2 (a) to (d) are schematic views showing an example of one step of a method for manufacturing a fiber-reinforced synthetic resin bolt of the present invention.

3A to 3D are schematic views showing another example of the manufacturing process of the fiber-reinforced synthetic resin bolt of the present invention.

FIG. 4 is a schematic partial enlarged cross-sectional view showing an example of a fiber-reinforced synthetic resin nut according to the present invention.

5 (a) and 5 (b) are schematic views showing an example of a manufacturing process of the fiber-reinforced synthetic resin nut of the present invention.

FIG. 6 is a schematic view showing an example of another manufacturing process of the fiber-reinforced synthetic resin nut of the present invention.

FIG. 7 is a schematic partial cross-sectional view showing an example of a conventional fiber-reinforced synthetic resin bolt.

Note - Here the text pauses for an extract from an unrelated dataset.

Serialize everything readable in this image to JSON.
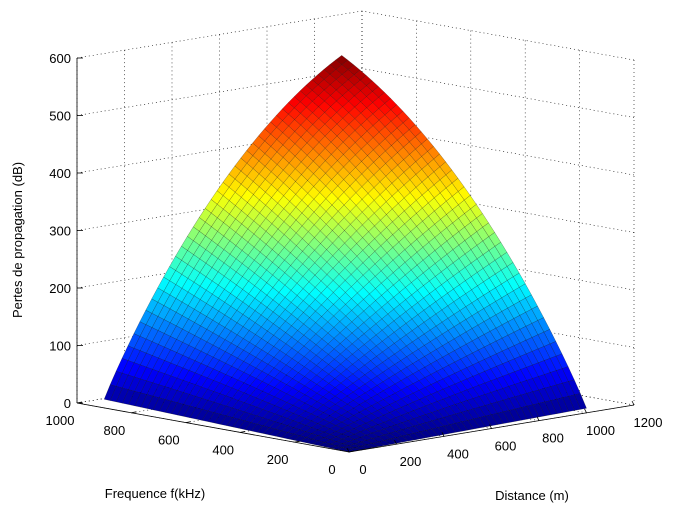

8A and 8B are schematic partial cross-sectional views showing another example of a conventional fiber-reinforced synthetic resin bolt.

[Explanation of symbols]

1 Fiber reinforced synthetic resin bolt 2,41 vertical fibers 3,32,42 screw thread 4,43 weft fiber 5 Thread base 6 Top of screw thread 11,12 glass fiber 13 Fiber mass 14 core rod 15,46,48 prepreg 16,47 split mold 20 fibers 21 cylindrical body 22 Cylindrical core rod 23 cylindrical type 24 Pressing member 25 cylinder 26 cutting tools 27 Male screw 31,37 fiber 33 Tanibe 34 Uneven structure 36 core 40 Fiber reinforced synthetic resin nut 44 Nut body 45 screw type

   ─────────────────────────────────────────────────── ─── Continued front page    (72) Inventor Shoichi Yamamoto             3-1-25 Yoshioka Higashi, Ayase City, Kanagawa Prefecture             Limited company Sansho Giken

Claims (3)

[Claims] 1. A fiber-reinforced synthetic resin bolt, in which a plurality of fibers are arranged substantially parallel to each other in the axial direction of the bolt,
A fiber reinforced synthetic resin bolt in which fibers are arranged in a plane substantially perpendicular to the axis of the bolt. 2. Among the fibers arranged in a plane substantially perpendicular to the axis of the bolt, a part of the fibers reaches a height of at least 1/3 from the base of the screw thread. The fiber-reinforced synthetic resin bolt according to claim 1. 3. A fiber reinforced synthetic resin nut is provided with a thread in a thread portion thereof in a plane substantially perpendicular to an axial direction of a bolt assembled to the nut, and a part of the fiber is A fiber-reinforced synthetic resin nut having fibers reaching a height of at least 1/3 from the base.